Bankrupt crypto exchange FTX on Monday sued the parents of founder Sam Bankman-Fried, saying that Stanford professors Joseph Bankman and Barbara Fried used the company to enrich themselves at the expense of FTX’s customers.
FTX, now being led by turnaround specialist John Ray, said that company founder Sam Bankman-Fried ran FTX as a “family business” and misappropriated billions in customer funds for the benefit of a small circle of insiders, including his parents.
Sam Bankman-Fried has pleaded not guilty to charges that he defrauded FTX customers by using their funds to prop up his own risky investments. He is currently jailed ahead of a trial scheduled to begin Oct. 3. Other former FTX executives have pleaded guilty to criminal charges.

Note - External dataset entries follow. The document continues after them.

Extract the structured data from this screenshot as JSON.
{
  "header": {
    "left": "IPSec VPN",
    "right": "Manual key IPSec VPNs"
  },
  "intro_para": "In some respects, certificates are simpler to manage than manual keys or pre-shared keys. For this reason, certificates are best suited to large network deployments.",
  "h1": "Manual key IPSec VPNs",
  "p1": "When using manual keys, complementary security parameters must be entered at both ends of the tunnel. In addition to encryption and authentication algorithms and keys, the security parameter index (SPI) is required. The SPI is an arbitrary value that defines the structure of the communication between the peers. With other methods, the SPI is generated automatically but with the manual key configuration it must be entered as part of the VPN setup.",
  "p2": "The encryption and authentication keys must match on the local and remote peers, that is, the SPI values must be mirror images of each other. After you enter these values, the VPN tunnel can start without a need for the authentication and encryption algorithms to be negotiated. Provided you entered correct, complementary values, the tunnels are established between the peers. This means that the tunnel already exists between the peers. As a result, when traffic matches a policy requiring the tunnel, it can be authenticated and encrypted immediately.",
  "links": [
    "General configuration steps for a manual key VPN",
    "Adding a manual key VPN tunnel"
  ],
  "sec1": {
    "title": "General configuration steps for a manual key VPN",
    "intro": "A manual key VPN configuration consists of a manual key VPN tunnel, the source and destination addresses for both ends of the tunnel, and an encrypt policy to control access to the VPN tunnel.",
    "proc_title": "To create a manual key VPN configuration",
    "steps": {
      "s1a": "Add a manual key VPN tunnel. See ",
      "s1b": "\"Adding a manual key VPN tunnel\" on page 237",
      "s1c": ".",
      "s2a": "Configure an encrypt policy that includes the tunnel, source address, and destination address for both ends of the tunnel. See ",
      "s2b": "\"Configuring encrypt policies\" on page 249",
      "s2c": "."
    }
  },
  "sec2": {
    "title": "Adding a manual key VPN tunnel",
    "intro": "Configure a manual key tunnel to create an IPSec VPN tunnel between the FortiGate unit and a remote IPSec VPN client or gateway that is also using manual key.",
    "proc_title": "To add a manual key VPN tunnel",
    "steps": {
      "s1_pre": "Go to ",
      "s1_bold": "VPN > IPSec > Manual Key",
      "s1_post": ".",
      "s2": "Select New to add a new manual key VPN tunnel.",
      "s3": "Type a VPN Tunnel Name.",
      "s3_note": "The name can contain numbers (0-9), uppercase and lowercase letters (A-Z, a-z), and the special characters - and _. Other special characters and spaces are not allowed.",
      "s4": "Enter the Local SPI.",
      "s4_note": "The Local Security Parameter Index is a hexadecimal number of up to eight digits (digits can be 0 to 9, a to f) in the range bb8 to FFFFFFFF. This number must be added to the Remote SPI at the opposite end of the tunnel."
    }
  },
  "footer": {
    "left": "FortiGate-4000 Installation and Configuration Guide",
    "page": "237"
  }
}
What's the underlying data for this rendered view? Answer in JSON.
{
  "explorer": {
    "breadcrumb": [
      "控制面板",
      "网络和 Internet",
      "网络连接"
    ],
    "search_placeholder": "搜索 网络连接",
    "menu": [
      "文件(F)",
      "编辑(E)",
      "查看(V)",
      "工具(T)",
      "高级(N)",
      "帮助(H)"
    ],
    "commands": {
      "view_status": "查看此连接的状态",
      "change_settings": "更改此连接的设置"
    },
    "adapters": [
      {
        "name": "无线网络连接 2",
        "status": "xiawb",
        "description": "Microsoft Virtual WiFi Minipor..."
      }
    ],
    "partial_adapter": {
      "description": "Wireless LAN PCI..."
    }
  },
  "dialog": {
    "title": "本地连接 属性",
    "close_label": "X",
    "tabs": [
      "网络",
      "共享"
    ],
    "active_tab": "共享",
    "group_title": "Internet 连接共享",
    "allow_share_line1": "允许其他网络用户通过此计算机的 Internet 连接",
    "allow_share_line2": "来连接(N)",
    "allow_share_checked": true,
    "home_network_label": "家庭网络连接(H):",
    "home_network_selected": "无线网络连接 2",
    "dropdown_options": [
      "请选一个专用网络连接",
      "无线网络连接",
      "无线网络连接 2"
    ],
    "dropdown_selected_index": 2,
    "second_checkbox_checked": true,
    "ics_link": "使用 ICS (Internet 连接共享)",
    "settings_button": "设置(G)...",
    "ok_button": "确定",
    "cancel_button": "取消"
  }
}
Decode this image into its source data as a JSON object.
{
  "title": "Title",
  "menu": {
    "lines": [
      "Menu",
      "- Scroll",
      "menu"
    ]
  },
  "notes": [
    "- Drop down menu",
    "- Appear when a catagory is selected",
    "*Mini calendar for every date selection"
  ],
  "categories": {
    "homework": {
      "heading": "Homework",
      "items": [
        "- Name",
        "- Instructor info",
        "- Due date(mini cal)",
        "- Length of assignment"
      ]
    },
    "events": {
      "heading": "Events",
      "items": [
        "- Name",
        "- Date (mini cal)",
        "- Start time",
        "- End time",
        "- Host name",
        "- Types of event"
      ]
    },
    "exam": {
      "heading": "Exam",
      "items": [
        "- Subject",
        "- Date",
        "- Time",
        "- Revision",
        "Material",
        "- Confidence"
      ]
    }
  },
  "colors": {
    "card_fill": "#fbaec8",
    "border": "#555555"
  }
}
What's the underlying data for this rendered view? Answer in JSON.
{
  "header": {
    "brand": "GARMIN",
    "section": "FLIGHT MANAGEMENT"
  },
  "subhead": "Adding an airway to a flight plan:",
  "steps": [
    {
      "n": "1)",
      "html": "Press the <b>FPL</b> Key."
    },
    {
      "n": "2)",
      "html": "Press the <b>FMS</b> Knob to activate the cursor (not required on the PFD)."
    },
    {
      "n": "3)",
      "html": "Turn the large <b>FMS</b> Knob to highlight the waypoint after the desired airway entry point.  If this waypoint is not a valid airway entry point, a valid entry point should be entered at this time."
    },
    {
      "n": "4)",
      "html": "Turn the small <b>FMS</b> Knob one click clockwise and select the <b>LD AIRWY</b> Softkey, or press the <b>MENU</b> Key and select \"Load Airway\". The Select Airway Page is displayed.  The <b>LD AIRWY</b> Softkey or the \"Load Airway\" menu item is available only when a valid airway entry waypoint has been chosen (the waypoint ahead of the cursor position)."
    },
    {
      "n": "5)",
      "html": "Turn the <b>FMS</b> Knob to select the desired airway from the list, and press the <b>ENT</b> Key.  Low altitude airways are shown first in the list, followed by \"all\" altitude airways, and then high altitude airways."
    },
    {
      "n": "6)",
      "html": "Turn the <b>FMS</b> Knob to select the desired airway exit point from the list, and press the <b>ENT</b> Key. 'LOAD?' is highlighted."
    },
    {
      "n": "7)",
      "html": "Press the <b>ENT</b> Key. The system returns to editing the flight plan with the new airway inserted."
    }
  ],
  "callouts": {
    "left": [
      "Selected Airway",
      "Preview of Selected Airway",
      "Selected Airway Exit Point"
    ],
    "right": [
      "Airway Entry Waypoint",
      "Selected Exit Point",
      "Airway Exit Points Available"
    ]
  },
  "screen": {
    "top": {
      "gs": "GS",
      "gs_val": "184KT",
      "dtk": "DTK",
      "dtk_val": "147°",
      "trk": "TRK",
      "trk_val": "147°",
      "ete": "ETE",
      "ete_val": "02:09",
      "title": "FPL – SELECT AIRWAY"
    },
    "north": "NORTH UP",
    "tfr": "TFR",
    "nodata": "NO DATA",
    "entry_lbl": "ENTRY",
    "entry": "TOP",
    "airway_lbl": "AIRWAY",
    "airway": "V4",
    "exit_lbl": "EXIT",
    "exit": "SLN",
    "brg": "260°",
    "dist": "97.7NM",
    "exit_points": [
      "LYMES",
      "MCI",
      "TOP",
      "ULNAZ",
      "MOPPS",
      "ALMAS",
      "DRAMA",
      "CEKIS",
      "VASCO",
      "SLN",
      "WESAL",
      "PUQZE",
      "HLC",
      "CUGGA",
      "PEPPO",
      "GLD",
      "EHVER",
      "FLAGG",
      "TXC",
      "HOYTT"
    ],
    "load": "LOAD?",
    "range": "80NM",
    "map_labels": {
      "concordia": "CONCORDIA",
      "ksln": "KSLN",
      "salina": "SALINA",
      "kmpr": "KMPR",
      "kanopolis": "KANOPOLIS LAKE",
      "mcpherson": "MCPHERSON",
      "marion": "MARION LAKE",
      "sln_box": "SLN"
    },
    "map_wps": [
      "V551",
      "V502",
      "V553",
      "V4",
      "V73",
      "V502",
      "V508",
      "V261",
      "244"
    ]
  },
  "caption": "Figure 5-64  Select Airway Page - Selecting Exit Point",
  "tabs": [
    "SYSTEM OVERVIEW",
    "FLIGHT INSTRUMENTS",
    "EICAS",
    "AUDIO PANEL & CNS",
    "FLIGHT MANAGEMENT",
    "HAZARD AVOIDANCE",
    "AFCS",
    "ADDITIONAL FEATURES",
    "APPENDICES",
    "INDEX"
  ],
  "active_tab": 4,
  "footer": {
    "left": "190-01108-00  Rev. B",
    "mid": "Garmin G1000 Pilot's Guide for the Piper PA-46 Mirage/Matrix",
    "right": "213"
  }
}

Bankman and Fried’s attorneys, Sean Hecker and Michael Tremonte, said in a joint statement that FTX’s claims were “completely false” and that the new lawsuit was a waste of funds that could be returned to FTX customers.
“This is a dangerous attempt to intimidate Joe and Barbara and undermine the jury process just days before their child’s trial begins,” Hecker and Tremonte said.
FTX’s lawsuit alleges that Bankman and Fried accepted a $10-million cash gift and a $16.4-million luxury property in the Bahamas from FTX, even as the company teetered on the brink of collapse. Bankman and Fried also pushed FTX to make tens of millions of dollars in charitable contributions, including to Stanford University, FTX said.
Bankman-Fried’s father, a tax specialist at Stanford Law School, often positioned himself as the “adult in the room” in a company run by his son, now 31, and other executives with little management experience. But Bankman “stayed silent” when he saw warning signs of fraud and did little to prevent FTX’s leadership from misappropriating customer funds, according to the lawsuit.
Fried was the strongest influence on FTX’s political contributions, causing Bankman-Fried and other executives to contribute millions of dollars directly to a political action committee that she co-founded, according to FTX.
FTX filed for bankruptcy in November 2022 in the wake of claims that it misused and lost billions of dollars worth of customers’ crypto deposits.
FTX has recovered more than $7 billion in assets to repay customers, and it is pursuing additional recoveries through lawsuits against FTX insiders and other defendants that received money from FTX before it went bankrupt.